A professor of surgery, late Dr Frank Garlick, once told me about the choices we make in our lives. We are to make choices in life corresponding to our ability to go through the after effects of that choice. He narrated a situation where a young doctor couple was living miserably in a rural area with his family, trapped in an unredeemable situation, where the hospital was dysfunctional in spite of his efforts to revive the hospital for three years. When the family moved to another hospital, the family recovered and their contribution to the hospital made a difference with more patients coming to the hospital. This family had initially chosen to go to a difficult situation in the hope of turning around the situation. The doctor couple got subsumed by the complex situation that their skills were not enough to change a chronic conflicting situation.

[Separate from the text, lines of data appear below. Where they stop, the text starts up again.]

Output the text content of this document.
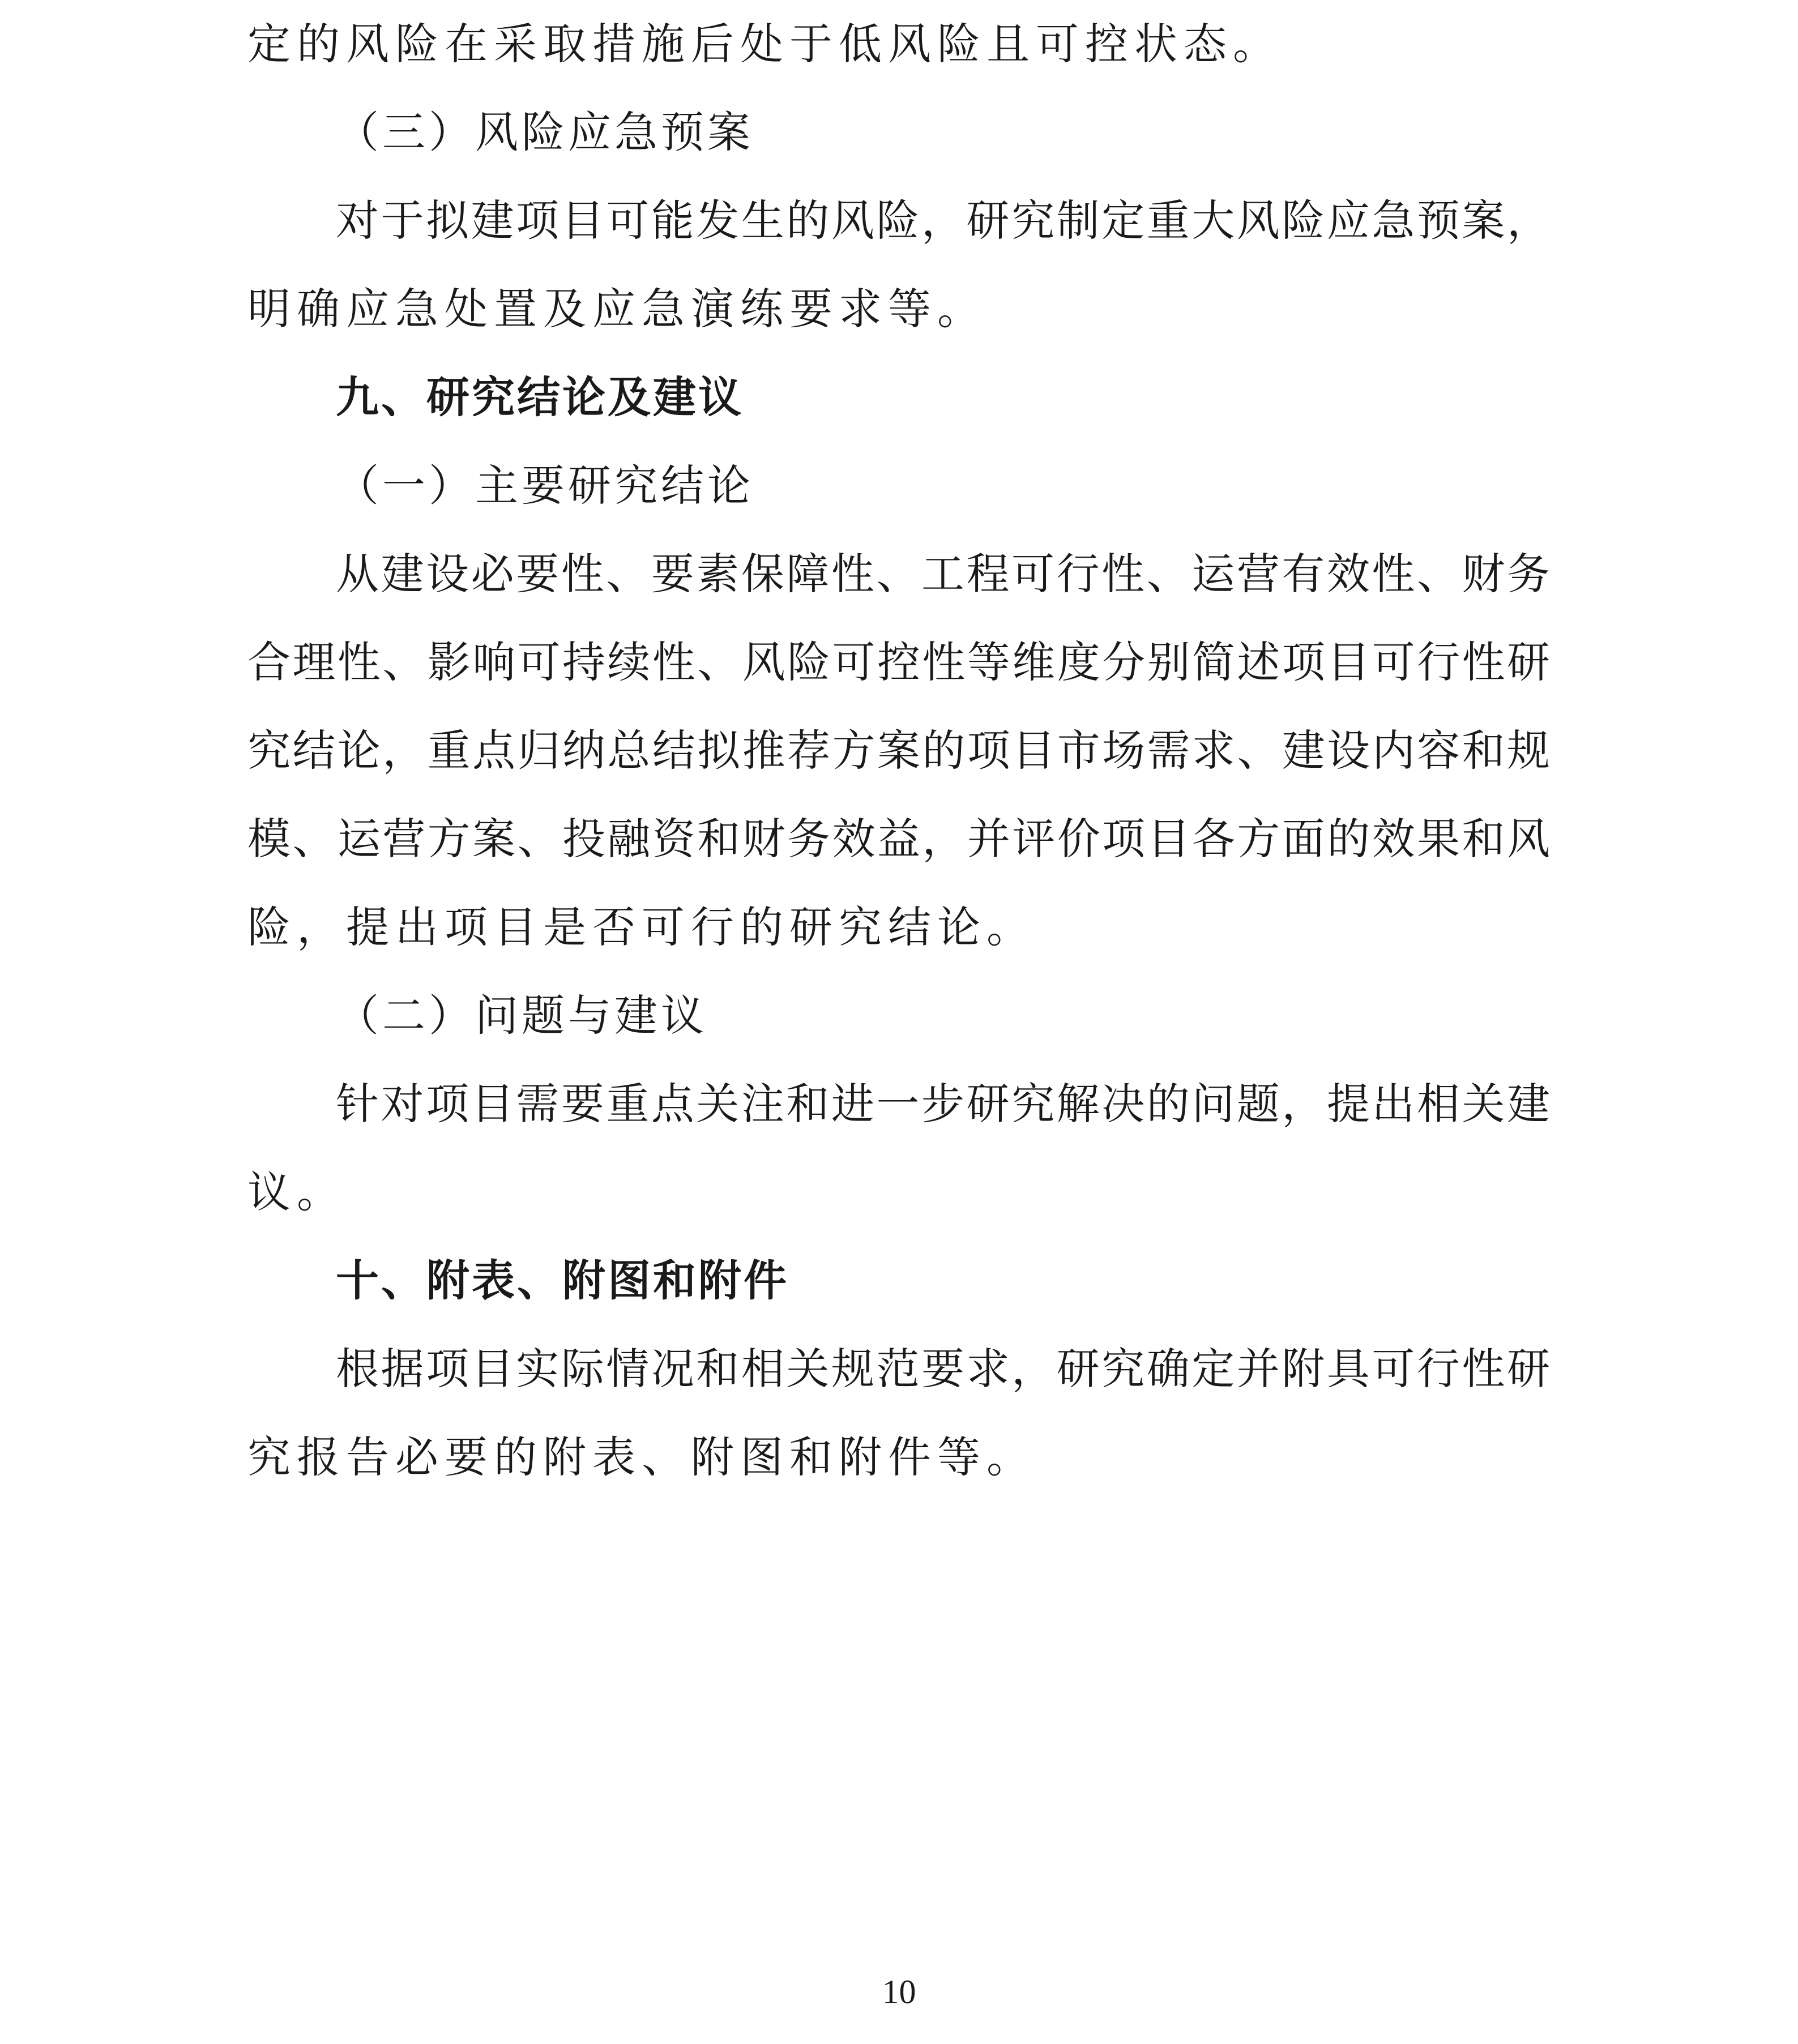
定的风险在采取措施后处于低风险且可控状态。
（三）风险应急预案
对于拟建项目可能发生的风险，研究制定重大风险应急预案，
明确应急处置及应急演练要求等。
九、研究结论及建议
（一）主要研究结论
从建设必要性、要素保障性、工程可行性、运营有效性、财务
合理性、影响可持续性、风险可控性等维度分别简述项目可行性研
究结论，重点归纳总结拟推荐方案的项目市场需求、建设内容和规
模、运营方案、投融资和财务效益，并评价项目各方面的效果和风
险，提出项目是否可行的研究结论。
（二）问题与建议
针对项目需要重点关注和进一步研究解决的问题，提出相关建
议。
十、附表、附图和附件
根据项目实际情况和相关规范要求，研究确定并附具可行性研
究报告必要的附表、附图和附件等。
10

This example has remained with me since then. I come across some who feel carried away by a heroic orientation. It works well for some and not for all.
Late, Dr George Joseph, a retired professor of Community Medicine from the All India Institute of Medical Sciences, New Delhi, became the chairman of the Council of Healing ministry of the Church of South India and was stationed in Chennai. Anna and I had known him well during our time in Chennai from 1983. He after visiting the several church run hospitals found that some doctors were not conditioned to work in rural hospitals for longer periods, because, their temperament and habits were more suitable for another environment. From the different interventions made to match the environment and the 'calling' of doctors, he demonstrated changes and revivals in the life of the doctors and the hospitals. He helped me to understand that the needs of the family would also change during the different stages of transitions in a family that we ought to be responsive to address them. His approach was to avoid making a family stay in a vulnerable situation for too long that they feel exhausted in their endurance and resilience.
The crow could have chosen a safer perch like the other crow. Even if it wanted the pleasure of an adventure to stay afloat in the strong wind, it does not have to perpetuate the habit to end up struggling to stay. There is a choice without stretching to a state of exhaustion to exist!
It is from an inner state of readiness and wellness, one can be optimally present in a given situation! To live is a calling just as serving is a calling!
I wish all those who are in a profession, where 'giving and caring' is habitual, they would have a formative appraisal of their wellness, in body, mind, spirit, family life, relationships, communication process and emotional quotient! I had an experience of being involved with professionals who go through mid life, where such a personal integrated appraisal three times in a year seemed to have helped some to monitor the quality of their integrative living! Some are still in touch to share how they align their lives to live at a wellness level they chose of themselves.
We are human and our personal humanity is unfolding as we go along the journey in life! There is a journey from being, to becoming, belonging and befriending life!